Search code examples
cgccgdbtrace

Tracing hardware related numerical differences down to the instruction


I have compiled a numerical simulation model from C into an ELF binary with GCC (shared object with file extension .mexa64, because loaded into MATLAB). It used no debug or optimization flags. It uses only standard math library functions, no BLAS or LAPACK calls. Compiler information is as follows:

> objdump -s --section .comment my.mexa64

my.mexa64:     file format elf64-x86-64  

Contents of section .comment:
 0000 4743433a 20285562 756e7475 20392e35  GCC: (Ubuntu 9.5
 0010 2e302d31 7562756e 7475317e 32322e30  .0-1ubuntu1~22.0
 0020 34292039 2e352e30 00                 4) 9.5.0.

Now, this binary seems to produce different results when run on an AMD 6850U vs. an Intel XEON Gold 6142 CPU.

In both cases I used the same docker image to run the simulation. There should be no software related influences on the result. Colleagues can also replicate these differences on only some of their laptops (current hypothesis: these also have different CPUs). I assume it is hardware differences.

In a first attempt on tracing the problem, I print all the simulation inputs and outputs to the shell and diff those. Only the outputs differ. The differences of the outputs are in the order $10^{-12}$. This is sufficient in our case that over time, the algorithm that depends on the outputs of the model produces significantly different results.

In the next step I would like to trace the registers during the simulation and log that to file. From the traces, I would like to learn which operation makes the simulations diverge. How can I use tools like gdb to trace the differences down to the first instruction that affects it?


Solution

  • The differences of the outputs are in the order $10^{-12}$. This is sufficient in our case that over time, the algorithm that depends on the outputs of the model produces significantly different results.

    If your algorithm is so sensitive to numerical difference of 10-12, then it is numerically unstable and you can't trust any of its results.


    How can I use tools like gdb to trace the differences down to the first instruction that affects it?
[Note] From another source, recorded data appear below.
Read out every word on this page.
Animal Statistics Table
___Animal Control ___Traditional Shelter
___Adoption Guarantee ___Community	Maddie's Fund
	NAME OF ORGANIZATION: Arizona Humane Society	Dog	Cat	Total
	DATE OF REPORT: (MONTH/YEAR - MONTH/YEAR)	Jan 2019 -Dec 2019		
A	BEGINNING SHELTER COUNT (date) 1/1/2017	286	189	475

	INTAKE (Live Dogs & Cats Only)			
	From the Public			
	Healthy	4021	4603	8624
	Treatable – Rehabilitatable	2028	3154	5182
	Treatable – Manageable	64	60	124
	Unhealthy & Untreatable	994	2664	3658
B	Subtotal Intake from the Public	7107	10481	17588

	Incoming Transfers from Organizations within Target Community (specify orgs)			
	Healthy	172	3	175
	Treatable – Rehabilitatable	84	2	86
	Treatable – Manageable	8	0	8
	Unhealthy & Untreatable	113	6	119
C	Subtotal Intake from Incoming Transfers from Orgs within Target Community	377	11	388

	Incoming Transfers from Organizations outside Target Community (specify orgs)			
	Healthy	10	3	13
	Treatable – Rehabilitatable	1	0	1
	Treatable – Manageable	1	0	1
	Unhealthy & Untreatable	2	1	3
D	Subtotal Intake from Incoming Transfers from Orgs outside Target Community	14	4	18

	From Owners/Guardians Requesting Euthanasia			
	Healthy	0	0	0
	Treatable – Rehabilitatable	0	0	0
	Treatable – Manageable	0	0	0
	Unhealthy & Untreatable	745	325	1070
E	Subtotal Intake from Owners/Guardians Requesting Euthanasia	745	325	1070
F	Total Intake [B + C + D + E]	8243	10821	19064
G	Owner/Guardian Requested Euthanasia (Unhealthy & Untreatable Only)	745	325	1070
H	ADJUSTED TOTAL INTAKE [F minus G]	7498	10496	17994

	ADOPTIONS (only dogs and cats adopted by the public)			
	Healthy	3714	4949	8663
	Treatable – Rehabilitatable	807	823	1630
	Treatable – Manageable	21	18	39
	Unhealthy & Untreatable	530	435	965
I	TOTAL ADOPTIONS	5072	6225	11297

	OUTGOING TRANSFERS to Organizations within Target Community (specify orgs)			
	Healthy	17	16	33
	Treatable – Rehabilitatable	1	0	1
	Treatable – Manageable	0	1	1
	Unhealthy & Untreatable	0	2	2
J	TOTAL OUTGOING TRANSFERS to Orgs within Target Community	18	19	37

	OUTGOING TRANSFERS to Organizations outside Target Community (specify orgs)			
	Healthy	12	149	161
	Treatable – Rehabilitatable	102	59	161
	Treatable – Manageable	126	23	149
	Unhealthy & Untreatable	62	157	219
    You could certainly use GDB to do this if the program is single-threaded:

    1. Disable ASLR
    2. In GDB, single-step the program
    3. Use GDB gcore command to save a complete memory image into core.$count
    4. Increment $count
    5. go to step 2

    Comparing core.$count from the two machines should give you the $count at which they differ (a minor complication is that there could be differences due to date/time, but it should be relatively easy to ignore these).

    The problem with this approach is that you are going to need terabytes to store all these cores, and it will probably take years to single-step a non-trivial program.


    A better approach is the use reversible debugger, such as rr.

    You can run the program under rr to completion on both machines. Now go back in execution to the point where a variable with different value was last changed. The instruction there either had identical inputs (in which case this gives you one instruction producing numerical difference), or it had different inputs (in which case you now need to trace back to where these inputs came from).

    This wouldn't necessarily give you the first instruction with numerical differences, and this approach is labor-intensive, but will probably not take years to complete.


    An even better approach is to modify your program so it regularly saves all relevant state into a series of snapshots (e.g. every loop iteration).

    You can then find the first snapshot with a difference between the two machines, and use divide and conquer to bisect the difference to a small part of your program.

    Once you know a small-enough part, you can either disassemble that part and eye-ball it, or use rr to find the exact instruction which is producing a different result.


    P.S. Comments on this question are probably relevant here.